Xavier Aguiar Frias a travaillé avec ses six employés pour évaluer les pertes et a déclaré aujourd’hui à 10h00 à l’agence Lusa, « toutes les autres machines ont brûlé, les cabines de peinture, les pistolets, tout, le toit, tout ».
« Le bois que je possède dans l’entrepôt est complètement endommagé, soit par le feu, soit par l’eau des pompiers, soit par la chaleur. Celui qui était à l’extérieur, près des voitures, nous avons réussi à le sauver. Heureusement, cette partie est sauvée », a-t-il poursuivi.
L’entrepreneur de 49 ans a déclaré que « maintenant, c’est le moment de retrousser les manches et de voir ce qu’il est possible de faire pour recommencer à travailler », d’autant plus qu’il a « un nouveau pavillon en construction dans la nouvelle zone industrielle de Sernancelhe qui n’a pour l’instant que la structure métallique ».
« Là, comme c’est neuf et que les terrains sont propres, je pense que cela n’a pas brûlé, mais je ne peux pas encore y travailler.
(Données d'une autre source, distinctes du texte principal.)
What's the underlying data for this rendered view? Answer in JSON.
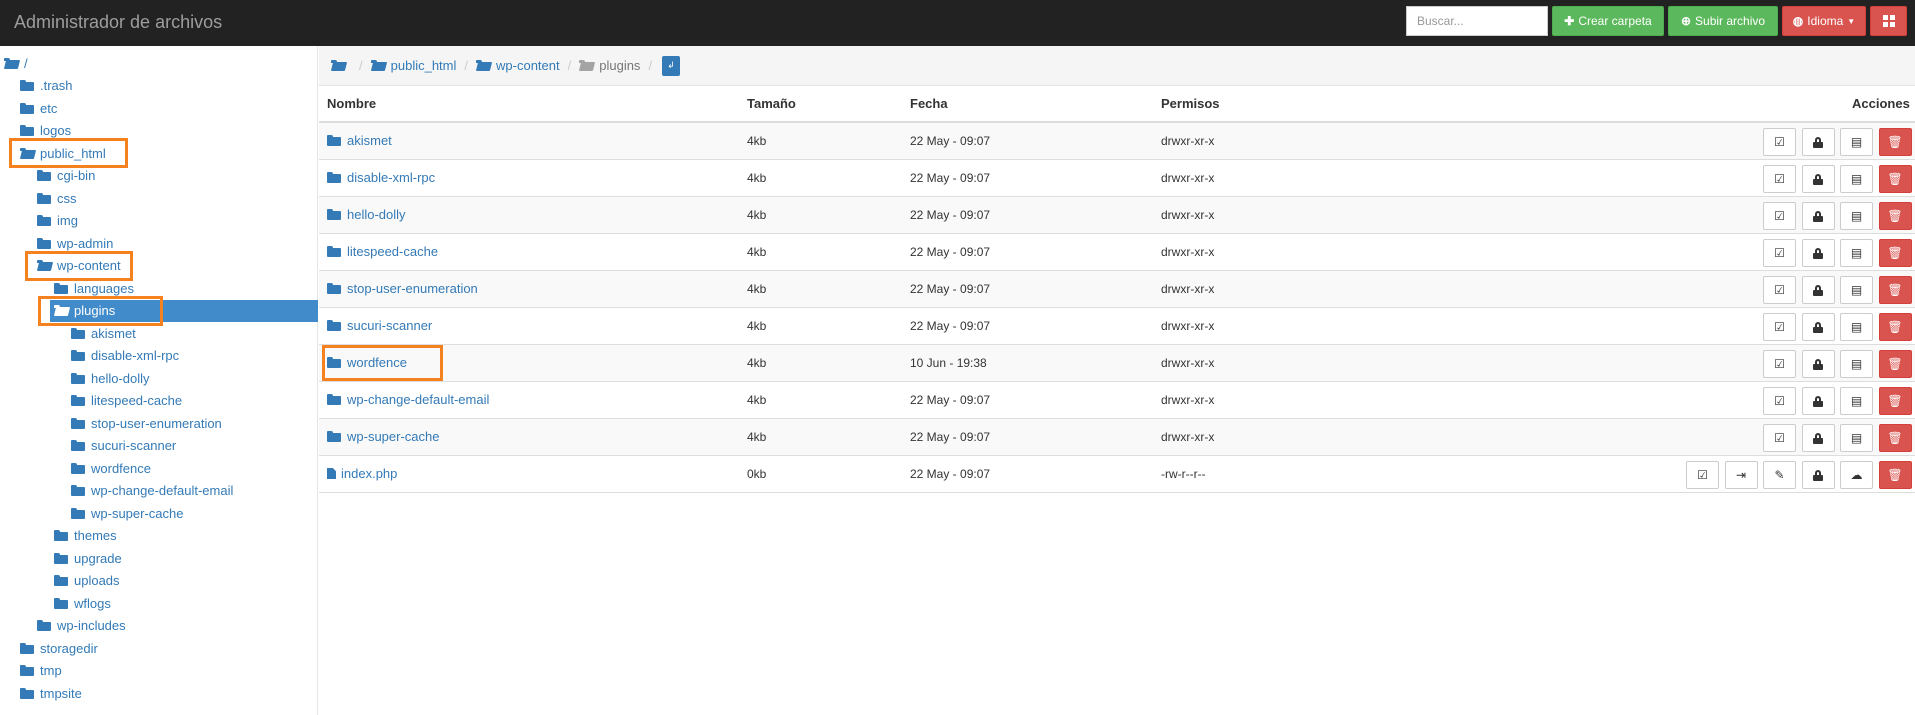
{
  "header": {
    "title": "Administrador de archivos",
    "search_placeholder": "Buscar...",
    "create_folder": "Crear carpeta",
    "upload_file": "Subir archivo",
    "language": "Idioma"
  },
  "tree": [
    {
      "label": "/",
      "level": 0,
      "open": true
    },
    {
      "label": ".trash",
      "level": 1
    },
    {
      "label": "etc",
      "level": 1
    },
    {
      "label": "logos",
      "level": 1
    },
    {
      "label": "public_html",
      "level": 1,
      "open": true,
      "highlight": true
    },
    {
      "label": "cgi-bin",
      "level": 2
    },
    {
      "label": "css",
      "level": 2
    },
    {
      "label": "img",
      "level": 2
    },
    {
      "label": "wp-admin",
      "level": 2
    },
    {
      "label": "wp-content",
      "level": 2,
      "open": true,
      "highlight": true
    },
    {
      "label": "languages",
      "level": 3
    },
    {
      "label": "plugins",
      "level": 3,
      "open": true,
      "selected": true,
      "highlight": true
    },
    {
      "label": "akismet",
      "level": 4
    },
    {
      "label": "disable-xml-rpc",
      "level": 4
    },
    {
      "label": "hello-dolly",
      "level": 4
    },
    {
      "label": "litespeed-cache",
      "level": 4
    },
    {
      "label": "stop-user-enumeration",
      "level": 4
    },
    {
      "label": "sucuri-scanner",
      "level": 4
    },
    {
      "label": "wordfence",
      "level": 4
    },
    {
      "label": "wp-change-default-email",
      "level": 4
    },
    {
      "label": "wp-super-cache",
      "level": 4
    },
    {
      "label": "themes",
      "level": 3
    },
    {
      "label": "upgrade",
      "level": 3
    },
    {
      "label": "uploads",
      "level": 3
    },
    {
      "label": "wflogs",
      "level": 3
    },
    {
      "label": "wp-includes",
      "level": 2
    },
    {
      "label": "storagedir",
      "level": 1
    },
    {
      "label": "tmp",
      "level": 1
    },
    {
      "label": "tmpsite",
      "level": 1
    }
  ],
  "breadcrumb": {
    "items": [
      "public_html",
      "wp-content"
    ],
    "current": "plugins"
  },
  "table": {
    "headers": {
      "name": "Nombre",
      "size": "Tamaño",
      "date": "Fecha",
      "perms": "Permisos",
      "actions": "Acciones"
    },
    "rows": [
      {
        "name": "akismet",
        "size": "4kb",
        "date": "22 May - 09:07",
        "perms": "drwxr-xr-x",
        "type": "folder"
      },
      {
        "name": "disable-xml-rpc",
        "size": "4kb",
        "date": "22 May - 09:07",
        "perms": "drwxr-xr-x",
        "type": "folder"
      },
      {
        "name": "hello-dolly",
        "size": "4kb",
        "date": "22 May - 09:07",
        "perms": "drwxr-xr-x",
        "type": "folder"
      },
      {
        "name": "litespeed-cache",
        "size": "4kb",
        "date": "22 May - 09:07",
        "perms": "drwxr-xr-x",
        "type": "folder"
      },
      {
        "name": "stop-user-enumeration",
        "size": "4kb",
        "date": "22 May - 09:07",
        "perms": "drwxr-xr-x",
        "type": "folder"
      },
      {
        "name": "sucuri-scanner",
        "size": "4kb",
        "date": "22 May - 09:07",
        "perms": "drwxr-xr-x",
        "type": "folder"
      },
      {
        "name": "wordfence",
        "size": "4kb",
        "date": "10 Jun - 19:38",
        "perms": "drwxr-xr-x",
        "type": "folder",
        "highlight": true
      },
      {
        "name": "wp-change-default-email",
        "size": "4kb",
        "date": "22 May - 09:07",
        "perms": "drwxr-xr-x",
        "type": "folder"
      },
      {
        "name": "wp-super-cache",
        "size": "4kb",
        "date": "22 May - 09:07",
        "perms": "drwxr-xr-x",
        "type": "folder"
      },
      {
        "name": "index.php",
        "size": "0kb",
        "date": "22 May - 09:07",
        "perms": "-rw-r--r--",
        "type": "file"
      }
    ]
  },
  "colors": {
    "topbar": "#222222",
    "link": "#337ab7",
    "selected": "#428bca",
    "highlight": "#f5821f",
    "success": "#5cb85c",
    "danger": "#d9534f"
  },
  "icons": {
    "folder_actions": [
      "rename-icon",
      "lock-icon",
      "archive-icon",
      "trash-icon"
    ],
    "file_actions": [
      "rename-icon",
      "move-icon",
      "edit-icon",
      "lock-icon",
      "download-icon",
      "trash-icon"
    ]
  }
}
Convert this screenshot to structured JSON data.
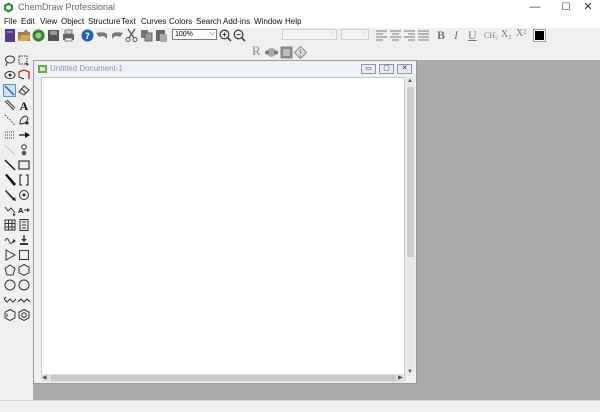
{
  "window": {
    "title": "ChemDraw Professional",
    "minimize": "—",
    "maximize": "☐",
    "close": "✕"
  },
  "menu": [
    "File",
    "Edit",
    "View",
    "Object",
    "Structure",
    "Text",
    "Curves",
    "Colors",
    "Search",
    "Add-ins",
    "Window",
    "Help"
  ],
  "toolbar": {
    "zoom_value": "100%",
    "format": {
      "bold": "B",
      "italic": "I",
      "underline": "U",
      "ch2": "CH₂",
      "subscript": "X₂",
      "superscript": "X²"
    },
    "chem_r": "R"
  },
  "document": {
    "title": "Untitled Document-1",
    "min": "▭",
    "max": "▢",
    "close": "✕"
  },
  "icons": {
    "toolbar": [
      "new-document-icon",
      "open-icon",
      "save-icon",
      "save-all-icon",
      "print-icon",
      "help-icon",
      "undo-icon",
      "redo-icon",
      "cut-icon",
      "copy-icon",
      "paste-icon",
      "zoom-in-icon",
      "zoom-out-icon"
    ],
    "palette": [
      "lasso-icon",
      "marquee-icon",
      "rotate-icon",
      "structure-perspective-icon",
      "bond-tool-icon",
      "eraser-icon",
      "multi-bond-icon",
      "text-tool-icon",
      "dashed-bond-icon",
      "pen-tool-icon",
      "hash-bond-icon",
      "arrow-tool-icon",
      "wedge-bond-icon",
      "orbital-icon",
      "single-bond-icon",
      "rectangle-icon",
      "bold-bond-icon",
      "bracket-icon",
      "wedge-hash-icon",
      "chain-icon",
      "chemical-symbol-icon",
      "atom-map-icon",
      "table-icon",
      "tlc-plate-icon",
      "query-tool-icon",
      "template-icon",
      "triangle-icon",
      "square-icon",
      "pentagon-icon",
      "hexagon-icon",
      "cyclopentane-icon",
      "cyclohexane-icon",
      "chair-1-icon",
      "chair-2-icon",
      "benzene-icon",
      "cycloheptane-icon"
    ]
  },
  "colors": {
    "accent": "#2a6cc4",
    "mdi_bg": "#ababab",
    "canvas": "#ffffff"
  }
}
Nous verrons comment nous allons procéder ».
Quant à l’assurance, il attend l’arrivée des experts qui, « pauvres, ont beaucoup à faire ces jours-ci, sans oublier que beaucoup sont en vacances », mais c’est seulement après leur visite qu’il pourra évaluer ce qu’il pourrait recevoir.
« Le soutien certain que j’ai est celui de la famille et des amis. Pour le reste, je vais attendre assis. Si ça arrive, tant mieux, mais je ne peux pas attendre l’assurance ou la mairie et le gouvernement. Je compte sur moi et les miens et sur mon travail ».
Xavier Aguiar Frias a également affirmé qu' »il est désolant de regarder autour de soi, avec tout brûlé, des maisons aux granges en passant par les terres agricoles et la végétation ».
« C’est une image trop triste ».
Ce feu a pour origine deux autres foyers — Sátão (district de Viseu) et Trancoso (district de Guarda) — et vendredi ils se sont unis en un, s’étendant à 11 municipalités des deux districts.
Ce complexe d’incendie a été maîtrisé à 22h00 dimanche.
Les 11 municipalités sont Sátão, Sernancelhe, Moimenta da Beira, Penedono et São João da Pesqueira (district de Viseu) ; Aguiar da Beira, Trancoso, Fornos de Algodres, Mêda, Celorico da Beira et Vila Nova de Foz Côa (district de Guarda).
L’incendie de Vila Boa, paroisse de Ferreira de Aves, dans Sátão, a été signalé à 01h03 mercredi, et dès le même jour, il a atteint les municipalités de Sernancelhe, également dans le district de Viseu, et celle d’Aguiar da Beira, district de Guarda.
L’alerte pour l’incendie de Freches, dans la municipalité de Trancoso, district de Guarda, a eu lieu il y a plus d’une semaine, le 09 août, à 17h21.
La page officielle sur Internet de l’Autorité Nationale d’Urgence et de Protection Civile (ANEPC) présente les ressources déployées dans les deux incendies initiaux.
À 10h30, à Sátão, 399 agents étaient mobilisés, avec l’appui de 139 véhicules et un moyen aérien, et à Trancoso, 301 agents, avec 99 véhicules.
Au total, l’incendie mobilisait 700 agents, aidés par 238 véhicules et un moyen aérien.
Le Portugal continental a été affecté par de multiples incendies ruraux depuis juillet, principalement dans les régions du Nord et du Centre, dans un contexte de températures élevées qui a conduit à la déclaration de l’état d’alerte depuis le 2 août.
Selon les données provisoires officielles, jusqu’au 17 août, 172 000 hectares ont brûlé dans le pays, dépassant la superficie brûlée pour toute l’année 2024.